1. Watching other students get their test back before you.
Just watching everyone's eyes widen gave me a mini panic attack. I was already beginning to imagine the worst case scenario. I thought things could not get worse, except things could indeed get much worse.
2. When you finally get your test back.
At this point, you might be going through mixed emotions. For the most part, it's a debate between being shocked by how little you actually knew or being offended by your professor's grading scale. Either way, the thought of doing so poorly seemed unfathomable, and it could easily make anyone question their capabilities.
3. Visiting the Online Calculator
After receiving a bad grade, you may be itching to calculate what you'd have to get on the other exams to pass the class. The online grade calculator is both the best and the worst technological creation known to any college student. Even worse, students end up forgetting that homework and participation also get factored in, so that D isn't exactly 33% of their average.
4. Realizing you might have to get a 110% on the final.
Okay this might be stretching things too far, but the online calculator will do strange things to your reasoning. After getting back that first exam, it's easy to assume that you'll do just as worse on upcoming ones. Now you're left wondering how on earth could you possibly readjust your average.
5. Asking for Extra Credit
You've opened up another tab on Google Chrome, ready to shoot an email to your professor begging for extra credit. Then, you stop to wonder if that's such a good idea. Would the professor judge you for being desperate too soon? At least you wouldn't be waiting last minute to boost your average, right?
6. Thinking nothing could possibly faze you now.
The general thought process: "Well I essentially failed this test, so I've essentially failed the class. Now I've essentially failed college, meaning I won't get a job. It can't get much worse than this!" Classes could be canceled for all you care; it'd still be hard to shake off that pessimistic feeling.

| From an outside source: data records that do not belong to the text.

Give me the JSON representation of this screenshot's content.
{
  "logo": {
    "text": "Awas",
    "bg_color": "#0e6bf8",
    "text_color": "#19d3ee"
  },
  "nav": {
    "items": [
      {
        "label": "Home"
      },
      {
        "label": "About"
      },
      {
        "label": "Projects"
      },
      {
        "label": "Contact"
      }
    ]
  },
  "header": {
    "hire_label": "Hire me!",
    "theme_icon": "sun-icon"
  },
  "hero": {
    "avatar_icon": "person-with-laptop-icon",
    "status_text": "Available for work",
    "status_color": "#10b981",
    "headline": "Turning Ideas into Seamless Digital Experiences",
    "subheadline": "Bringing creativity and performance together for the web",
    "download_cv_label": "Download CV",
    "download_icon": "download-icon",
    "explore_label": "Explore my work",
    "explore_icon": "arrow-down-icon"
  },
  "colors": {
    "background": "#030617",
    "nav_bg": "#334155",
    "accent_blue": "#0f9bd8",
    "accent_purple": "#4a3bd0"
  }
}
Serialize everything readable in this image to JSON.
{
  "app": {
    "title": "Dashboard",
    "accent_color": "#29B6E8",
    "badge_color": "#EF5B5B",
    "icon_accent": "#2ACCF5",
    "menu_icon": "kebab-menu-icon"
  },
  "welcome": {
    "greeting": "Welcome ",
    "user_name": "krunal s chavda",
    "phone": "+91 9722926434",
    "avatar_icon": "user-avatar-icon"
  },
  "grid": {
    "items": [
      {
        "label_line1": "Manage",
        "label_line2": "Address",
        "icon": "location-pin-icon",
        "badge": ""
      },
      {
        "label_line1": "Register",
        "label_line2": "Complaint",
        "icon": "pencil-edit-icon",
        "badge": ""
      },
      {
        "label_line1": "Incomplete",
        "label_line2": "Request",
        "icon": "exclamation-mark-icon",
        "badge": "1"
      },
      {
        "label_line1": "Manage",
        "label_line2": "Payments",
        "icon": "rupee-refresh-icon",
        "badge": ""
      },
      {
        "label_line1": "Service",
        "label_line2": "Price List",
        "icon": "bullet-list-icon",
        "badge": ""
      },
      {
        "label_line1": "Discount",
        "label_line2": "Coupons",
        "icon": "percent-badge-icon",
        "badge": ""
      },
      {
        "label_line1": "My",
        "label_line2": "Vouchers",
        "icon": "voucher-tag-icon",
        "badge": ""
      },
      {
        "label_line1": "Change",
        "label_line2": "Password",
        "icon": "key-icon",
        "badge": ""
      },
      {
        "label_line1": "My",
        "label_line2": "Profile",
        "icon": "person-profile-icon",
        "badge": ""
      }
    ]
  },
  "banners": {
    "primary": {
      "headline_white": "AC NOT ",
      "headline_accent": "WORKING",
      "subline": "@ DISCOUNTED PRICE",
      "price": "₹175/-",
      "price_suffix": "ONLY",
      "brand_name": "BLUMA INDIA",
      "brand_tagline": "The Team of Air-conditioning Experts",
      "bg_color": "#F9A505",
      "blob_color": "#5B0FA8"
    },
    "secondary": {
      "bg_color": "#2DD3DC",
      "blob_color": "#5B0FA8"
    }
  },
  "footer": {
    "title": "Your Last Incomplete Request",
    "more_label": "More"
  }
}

7. Starting an Existential Crisis
It's impossible not to have an emotional outburst after seeing a totally unexpected grade. It also ends up hurting even more after pulling an all-nighter to study. Just let it all out of your system and hopefully you'll be good to go after an hour or two.
8. Waking up from your post-exam depression nap.
Sure, you're not screaming or crying anymore, but that pain is still there. Now is the time to take a hard look at what went wrong, even if it leads to another emotional collapse. At least now you've fully recuperated from that breakdown.
9. Having a reality check on your study habits.
Maybe rereading the textbook isn't the best idea or binge-watching crash course videos the night before. Neither strategy is going to help retain everything. Still, it's definitely worth looking over sample problems from class lectures and homework assignments. This is a great time to re-examine old study habits.
10. Getting Over What Happened
After having the chance to work things out, you can have high hopes of tackling new material. The next exam shouldn't come as a surprise this time, so you'll have better control over class material. Basically, we should all get our lives together like Chris.
Everyone's prone to receiving a bad grade and that's completely fine. Just remember that there's always room for improvement. After all, one bad grade won't be the end of your college career.